The most prominent alternative towards the proof-of-work is the so-called proof-of-stake. This approach solves the problem of maintaining integrity in the chain, not by engaging all nodes into a race about solving a puzzle, but by selecting a single node called Validator to validate the transaction before writing them into the chain. After the transaction has been validated it is spread to all the other nodes participating the network. Those nodes are then in duty to proof that the transaction was validated correctly by the Validator. Nevertheless, the proof-of-stake is not selecting the Validator randomly. To be considered as a potential Validator a node needs to deposit an amount of stake in the chain. This stake will be frozen in chain and cannot be transferred as long it remains deposited. In case another node can proof that the validator has spread a malicious transaction he will receive a part of the stake of the validator as a reward. Otherwise, the Validator will be rewarded with a transaction fee which needs to be paid by the initiator of the transaction. By punishing the Validator, the proof-of-stake ensures that spreading a malicious node is not beneficial to the Validator. With regard towards the process of selecting a Validator it also needs to be mentioned that the probability of being selected increases linearly with the size of the deposited stake. As a result, nodes which can deposit a higher stake will be more often selected and therefore also more often rewarded.
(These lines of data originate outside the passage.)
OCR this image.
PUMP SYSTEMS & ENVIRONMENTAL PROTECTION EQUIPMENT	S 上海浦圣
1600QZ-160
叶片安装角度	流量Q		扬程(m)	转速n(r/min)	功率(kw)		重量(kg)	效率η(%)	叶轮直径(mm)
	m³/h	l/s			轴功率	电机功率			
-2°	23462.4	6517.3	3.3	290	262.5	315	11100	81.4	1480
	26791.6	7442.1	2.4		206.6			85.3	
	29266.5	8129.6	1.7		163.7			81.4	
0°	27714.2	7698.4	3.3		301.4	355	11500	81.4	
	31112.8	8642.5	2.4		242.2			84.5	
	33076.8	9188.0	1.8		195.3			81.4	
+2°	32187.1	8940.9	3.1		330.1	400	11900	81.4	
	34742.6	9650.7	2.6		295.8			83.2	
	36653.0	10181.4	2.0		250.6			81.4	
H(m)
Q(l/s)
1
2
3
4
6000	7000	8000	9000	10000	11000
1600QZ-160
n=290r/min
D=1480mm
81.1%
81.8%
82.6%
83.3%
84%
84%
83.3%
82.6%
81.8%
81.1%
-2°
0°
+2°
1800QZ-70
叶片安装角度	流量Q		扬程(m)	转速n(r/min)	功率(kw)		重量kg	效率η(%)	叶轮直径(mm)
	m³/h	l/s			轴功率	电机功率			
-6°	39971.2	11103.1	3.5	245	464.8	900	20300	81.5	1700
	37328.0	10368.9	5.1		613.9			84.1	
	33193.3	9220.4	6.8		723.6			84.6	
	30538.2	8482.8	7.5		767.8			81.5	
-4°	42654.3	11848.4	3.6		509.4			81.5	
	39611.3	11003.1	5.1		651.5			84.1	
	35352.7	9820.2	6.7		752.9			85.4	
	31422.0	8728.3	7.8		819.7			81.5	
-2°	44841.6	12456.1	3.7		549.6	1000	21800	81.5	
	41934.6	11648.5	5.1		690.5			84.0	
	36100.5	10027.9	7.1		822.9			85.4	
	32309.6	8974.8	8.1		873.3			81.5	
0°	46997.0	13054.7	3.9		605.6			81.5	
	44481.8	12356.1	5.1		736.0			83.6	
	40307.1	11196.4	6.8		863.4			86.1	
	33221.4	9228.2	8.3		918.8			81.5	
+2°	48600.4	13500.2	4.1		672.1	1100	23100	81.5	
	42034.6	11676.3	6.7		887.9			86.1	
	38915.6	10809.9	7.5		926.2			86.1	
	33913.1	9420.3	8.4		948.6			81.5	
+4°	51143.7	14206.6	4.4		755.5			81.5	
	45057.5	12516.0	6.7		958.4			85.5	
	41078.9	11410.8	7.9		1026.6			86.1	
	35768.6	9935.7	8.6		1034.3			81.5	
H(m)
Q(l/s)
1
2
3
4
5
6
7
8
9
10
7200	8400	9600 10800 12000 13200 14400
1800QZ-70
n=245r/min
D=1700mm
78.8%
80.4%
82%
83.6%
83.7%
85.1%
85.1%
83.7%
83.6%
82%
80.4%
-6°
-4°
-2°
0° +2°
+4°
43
The fact that smaller nodes would be rewarded much more seldom brought up a further variant of the proof-of-stake. Within this delegated-proof-of-stake all nodes can delegate their right of being the Validator to another node to increase the chance to be rewarded. The rewards earned as a gathered node is split in a weighted manner.
By selecting a distinct node to validate a single transaction a lot of computing power can be saved since only one node needs to provide the needed resources. This fact increases the throughput within the network, while having a much lower energy consumption. However, as no technical improvement comes without its downsides. The maybe biggest critics towards the proof-of-stake is that this algorithm will automatically lead into centralization. In comparison to the proof-of-work where a single entity needs to control 51% of the computing power competing to manipulate the chain, within a proof-of-stake network one entity needs to control 51% of the stake deposited. But as the frequency in which a node is selected as a Validator increases with the height of stake, the nodes which are already the closest ones to maintain 51% of stake, are more often rewarded and will get even closer to the 51%.
All in all, despite its problems the proof-of-stake remains a promising alternative towards the proof-of-work. Even though both concepts are having their downsides both will remain valid solutions for maintaining integrity in a distributed ledger. The decision about with technology to use will always depend upon the believe of the network and should be met in a distributed way.